For over two years, Lebanon has been inundated with multiple crises – the relentless economic and financial collapse which started in late 2019, followed by the Covid-19 outbreak at the beginning of 2020, and of course, the devastating explosion at the port of Beirut on August 4, 2020.

These crises would easily cripple the strongest and most stable economies in the world. How about a country that has been facing major challenges over the past decades and is home to hundreds of thousands of refugees? With the collapse of the most basic public services, Lebanese families find themselves without any form of support, hence, leading to an alarming increase in poverty across the country.

The heavy toll of the crises dramatically changed the “once” normal and sufficient life of 31 years old Tatiana and her family. “Before the economic collapse and Covid-19, we used to live a normal life. We never imagined that at some point we will need help just to provide the basic needs for our family,” says Tatiana, mother of two small girls. “Last year, my husband lost his job and was not able to find anything else. As for me, I was dismissed from my job just after having my second baby,” she adds.


In the hope to limit the risk of Covid-19 transmission, and at the same time, to alleviate the consequences of the economic crisis, World Vision, with the support of USAID's Bureau of Humanitarian Assistance (BHA), was able to provide essential hygiene items and COVID-19 awareness sessions to Tatiana and other vulnerable communities. “This support is very essential, and on many different levels. First, everyone needs to stay safe from Covid-19, we already caught it twice and it was very difficult. The Hygiene items will help us stay safe and clean. Moreover, I can use the money that I would have spent on the hygiene items to buy Milk for my four months’ baby instead. She has a medical condition in her stomach and can only drink a specific kind of milk which costs 320,000 (around 14 USD) every five days,” says Tatiana.

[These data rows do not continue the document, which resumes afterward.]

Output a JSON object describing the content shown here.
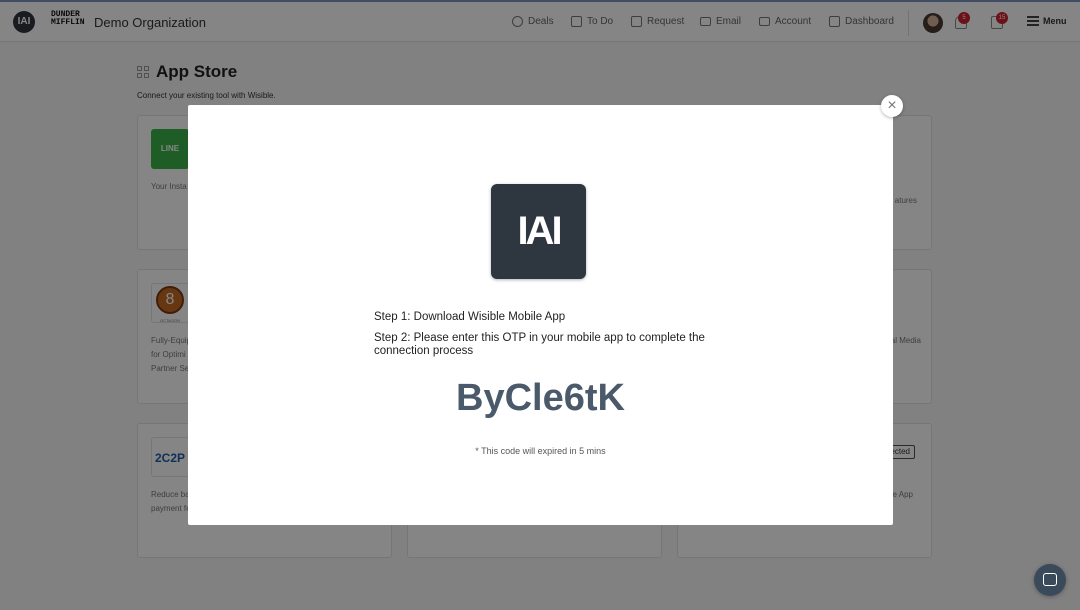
{
  "header": {
    "org_name": "Demo Organization",
    "brand_logo": "DUNDER MIFFLIN",
    "app_logo": "IAI",
    "nav": [
      {
        "label": "Deals",
        "icon": "deals-icon"
      },
      {
        "label": "To Do",
        "icon": "todo-icon"
      },
      {
        "label": "Request",
        "icon": "request-icon"
      },
      {
        "label": "Email",
        "icon": "email-icon"
      },
      {
        "label": "Account",
        "icon": "account-icon"
      },
      {
        "label": "Dashboard",
        "icon": "dashboard-icon"
      }
    ],
    "notifications_count": "5",
    "messages_count": "15",
    "menu_label": "Menu"
  },
  "page": {
    "title": "App Store",
    "subtitle": "Connect your existing tool with Wisible.",
    "cards": [
      {
        "logo": "LINE",
        "lines": [
          "Your Insta"
        ]
      },
      {
        "lines": []
      },
      {
        "lines": [
          "atures"
        ]
      },
      {
        "logo": "OCTAGON",
        "lines": [
          "Fully-Equip",
          "for Optimi",
          "Partner Se"
        ]
      },
      {
        "lines": []
      },
      {
        "lines": [
          "al Media"
        ]
      },
      {
        "logo": "2C2P",
        "lines": [
          "Reduce ba",
          "payment fe"
        ]
      },
      {
        "lines": []
      },
      {
        "button": "ected",
        "lines": [
          "e App"
        ]
      }
    ]
  },
  "modal": {
    "step1": "Step 1: Download Wisible Mobile App",
    "step2": "Step 2: Please enter this OTP in your mobile app to complete the connection process",
    "otp": "ByCle6tK",
    "note": "* This code will expired in 5 mins",
    "close": "×"
  },
  "colors": {
    "brand_dark": "#2e3640",
    "otp_text": "#4a5a6a",
    "badge": "#d0212f"
  }
}
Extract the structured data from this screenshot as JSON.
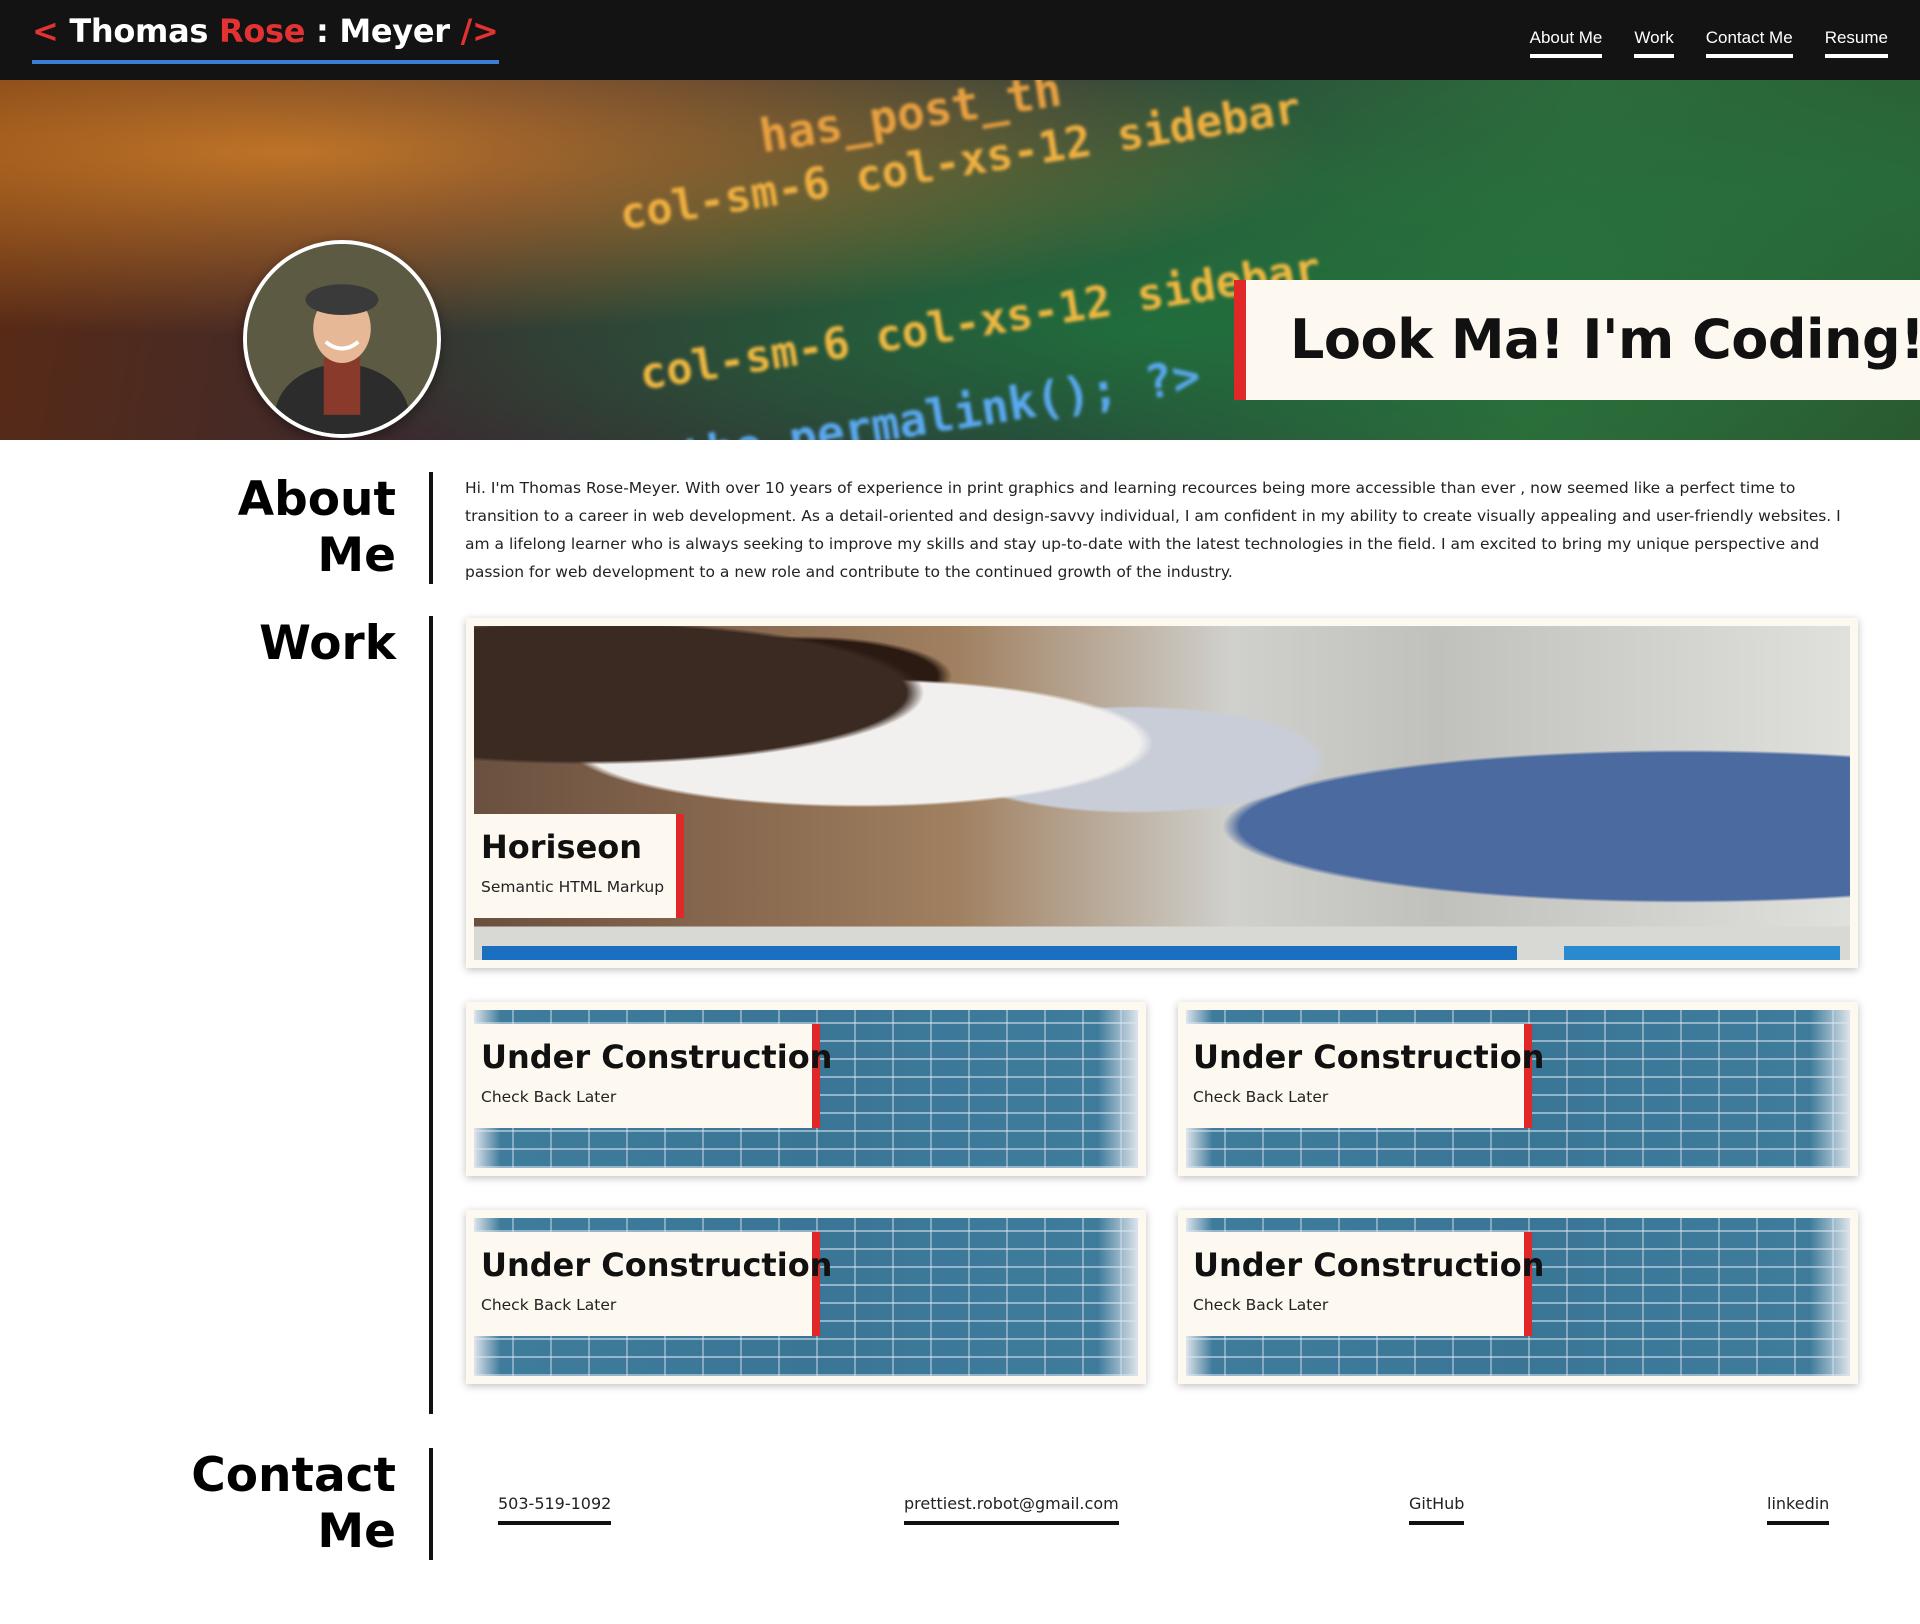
{
  "header": {
    "logo": {
      "open_bracket": "<",
      "first_name": "Thomas",
      "rose": "Rose",
      "separator": ":",
      "last_name": "Meyer",
      "close_bracket": "/>"
    },
    "nav": [
      {
        "label": "About Me"
      },
      {
        "label": "Work"
      },
      {
        "label": "Contact Me"
      },
      {
        "label": "Resume"
      }
    ]
  },
  "hero": {
    "title": "Look Ma! I'm Coding!",
    "background_code": [
      "has_post_th",
      "col-sm-6 col-xs-12 sidebar",
      "col-sm-6 col-xs-12 sidebar",
      "the_permalink(); ?>"
    ]
  },
  "about": {
    "heading_line1": "About",
    "heading_line2": "Me",
    "text": "Hi. I'm Thomas Rose-Meyer. With over 10 years of experience in print graphics and learning recources being more accessible than ever , now seemed like a perfect time to transition to a career in web development. As a detail-oriented and design-savvy individual, I am confident in my ability to create visually appealing and user-friendly websites. I am a lifelong learner who is always seeking to improve my skills and stay up-to-date with the latest technologies in the field. I am excited to bring my unique perspective and passion for web development to a new role and contribute to the continued growth of the industry."
  },
  "work": {
    "heading": "Work",
    "featured": {
      "title": "Horiseon",
      "subtitle": "Semantic HTML Markup"
    },
    "projects": [
      {
        "title": "Under Construction",
        "subtitle": "Check Back Later"
      },
      {
        "title": "Under Construction",
        "subtitle": "Check Back Later"
      },
      {
        "title": "Under Construction",
        "subtitle": "Check Back Later"
      },
      {
        "title": "Under Construction",
        "subtitle": "Check Back Later"
      }
    ]
  },
  "contact": {
    "heading_line1": "Contact",
    "heading_line2": "Me",
    "links": [
      {
        "label": "503-519-1092"
      },
      {
        "label": "prettiest.robot@gmail.com"
      },
      {
        "label": "GitHub"
      },
      {
        "label": "linkedin"
      }
    ]
  },
  "colors": {
    "accent_red": "#e02828",
    "accent_blue": "#3a7fd4",
    "header_bg": "#131313",
    "card_bg": "#fdf8f0"
  }
}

Thirty-one years old Elias is receiving the hygiene kit on behalf of his old father. “Our household consists of five individuals; my parents and two other brothers. Our income is very limited, my father is retired from the army and depends on his pension which lost its value due to the collapse of the Lebanese currency,” he says. “I am an interior architect but in the past two years, job opportunities were very scarce.”


Elias insists that this support couldn’t have arrived at a better time. “Last year my parents suffered Covid-19, yet we were not able to get all the needed hygiene items due to the financial situation. This support will definitely help in case (God forbids) we caught it again this year. In addition, we will be able to buy essential groceries with the money we can save from buying the hygiene items.”

In Beirut and Mount Lebanon, the BHA II project aims to support four municipalities and reach 100 shops, 100 households and 40 affected households in each municipality with specific hygiene kits that can help them stay safe and ease some burden from the economic situation.